Une organisation empreinte de préjugés

Comment se fait-il que s’il y a des lois que les inégalités demeurent ? « C’est justement un des préjugés, analyse Sophie Pochic, chercheuse en sociologie au CNRS. La plupart des salariés se disent s’il y a des lois, il n’y a plus de problèmes. D’autres se disent, comme les cadres, que s’il y a mixité dans la profession alors le problème est résolu. Pourtant, la mixité ne rime en aucun cas avec égalité des chances et de traitement, notamment pour la progression de carrière. Comment prendre des mesures si nous n'avons pas conscience des problèmes. Beaucoup se disent aussi  que les femmes donnent la priorité à la famille donc c’est leur choix de mettre leur carrière entre parenthèse. C’est l’ensemble de ses préjugés, qui empêchent les entreprises de mettre en œuvre les mesures adéquates. On instaure par exemple des crèches, alors qu’il suffit de se pencher sur les études pour constater que pour les femmes ce qui pose problème ce sont les horaires tardifs, et aussi d’être en couple avec un homme qui lui aussi aspire à faire carrière. Le problème vient de l’organisation même du travail. »

 

55 % des entreprises n’ont pas de rapport de situations comparées

Cécile Guillaume, maîtresse de conférence en gestion des ressources humaines à l’université Lille 1, acquiesce. « Les études constatent que les lois et mesures ont des effets sur le court terme, après les écarts se recreusent. Car elles ne s’attaquent pas au fond du problème : les entreprises créent des inégalités par fonctionnement interne. L’organisation du travail repose sur des préjugés qui ont la dent dure. Je me rappelle avoir travailler sur le cas d’une entreprise fonctionnant en système de « femmes sandwichs ». Les hommes captent les postes de direction, les femmes occupaient les postes intermédiaires, et en bas de l’échelle, les ouvriers étaient des hommes. Et, à la direction et au DRH de m’expliquer le bienfait de ce système : les femmes plus douces, humanisent les politiques et les ordres de la direction auprès des ouvriers et enfin les ouvriers n’osent pas trop faire de réclamations car ils doivent s’adresser à des femmes qui au fond sont plutôt sympathiques. »
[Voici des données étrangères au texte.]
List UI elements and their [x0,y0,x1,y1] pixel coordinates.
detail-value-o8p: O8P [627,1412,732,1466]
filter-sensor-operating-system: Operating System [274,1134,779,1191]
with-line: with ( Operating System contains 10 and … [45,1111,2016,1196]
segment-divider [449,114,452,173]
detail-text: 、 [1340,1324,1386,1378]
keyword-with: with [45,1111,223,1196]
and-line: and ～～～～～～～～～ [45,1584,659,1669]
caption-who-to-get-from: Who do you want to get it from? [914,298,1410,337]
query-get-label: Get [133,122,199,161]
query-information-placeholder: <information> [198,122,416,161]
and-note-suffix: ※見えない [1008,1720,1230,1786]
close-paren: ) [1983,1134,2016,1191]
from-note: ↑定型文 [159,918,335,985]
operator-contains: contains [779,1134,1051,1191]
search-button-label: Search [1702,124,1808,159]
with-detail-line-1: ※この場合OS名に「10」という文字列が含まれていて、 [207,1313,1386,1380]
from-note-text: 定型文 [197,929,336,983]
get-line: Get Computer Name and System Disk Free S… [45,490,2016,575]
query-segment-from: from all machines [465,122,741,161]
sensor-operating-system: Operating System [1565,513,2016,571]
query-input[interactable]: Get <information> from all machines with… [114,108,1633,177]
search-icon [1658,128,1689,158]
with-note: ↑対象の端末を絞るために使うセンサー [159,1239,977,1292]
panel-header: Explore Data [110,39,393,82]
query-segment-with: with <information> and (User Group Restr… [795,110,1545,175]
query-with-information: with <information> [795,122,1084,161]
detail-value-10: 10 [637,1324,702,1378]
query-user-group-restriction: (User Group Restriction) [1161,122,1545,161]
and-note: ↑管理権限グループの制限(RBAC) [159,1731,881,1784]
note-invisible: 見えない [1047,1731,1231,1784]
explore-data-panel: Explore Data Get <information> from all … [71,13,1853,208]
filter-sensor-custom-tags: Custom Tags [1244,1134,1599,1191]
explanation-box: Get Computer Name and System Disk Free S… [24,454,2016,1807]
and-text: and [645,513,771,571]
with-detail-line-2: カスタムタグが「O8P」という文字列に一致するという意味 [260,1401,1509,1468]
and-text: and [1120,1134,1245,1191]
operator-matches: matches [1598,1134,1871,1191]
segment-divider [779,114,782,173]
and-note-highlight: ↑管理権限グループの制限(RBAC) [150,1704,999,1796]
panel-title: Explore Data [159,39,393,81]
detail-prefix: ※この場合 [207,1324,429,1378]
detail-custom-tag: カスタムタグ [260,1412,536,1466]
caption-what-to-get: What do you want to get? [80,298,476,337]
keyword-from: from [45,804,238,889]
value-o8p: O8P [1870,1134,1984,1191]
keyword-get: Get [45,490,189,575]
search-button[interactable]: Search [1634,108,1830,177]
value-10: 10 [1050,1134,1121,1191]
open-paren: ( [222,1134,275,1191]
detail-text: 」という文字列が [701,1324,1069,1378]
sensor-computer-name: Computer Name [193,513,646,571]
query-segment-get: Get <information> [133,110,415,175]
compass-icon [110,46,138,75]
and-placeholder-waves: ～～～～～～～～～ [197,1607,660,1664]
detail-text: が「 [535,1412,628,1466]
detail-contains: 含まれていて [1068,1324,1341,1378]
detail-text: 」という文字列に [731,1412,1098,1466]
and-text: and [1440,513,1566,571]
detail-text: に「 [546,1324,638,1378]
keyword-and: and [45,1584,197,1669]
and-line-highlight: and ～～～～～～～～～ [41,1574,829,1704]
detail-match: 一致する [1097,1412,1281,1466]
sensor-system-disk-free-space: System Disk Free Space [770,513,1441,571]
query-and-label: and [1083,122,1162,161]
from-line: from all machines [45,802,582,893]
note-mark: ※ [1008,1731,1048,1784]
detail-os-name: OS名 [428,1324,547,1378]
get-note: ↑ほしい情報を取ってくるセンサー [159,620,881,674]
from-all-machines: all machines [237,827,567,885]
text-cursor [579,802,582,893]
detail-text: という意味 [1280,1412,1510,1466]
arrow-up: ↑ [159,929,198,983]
Sans aller jusque-là, les deux chercheuses ont le même retour de leurs études. Après lecture du rapport des situations comparées entre hommes et femmes de leur entreprise, la majorité des salariés, hommes et femmes, sont stupéfaits. Ils ne se doutent pas en général qu’il y avait au sein de leur entreprise pareil inégalités. Un bon outil donc, un bon point de départ. Le hic, c’est qu’aujourd’hui, 55 % des entreprises n’en disposent pas.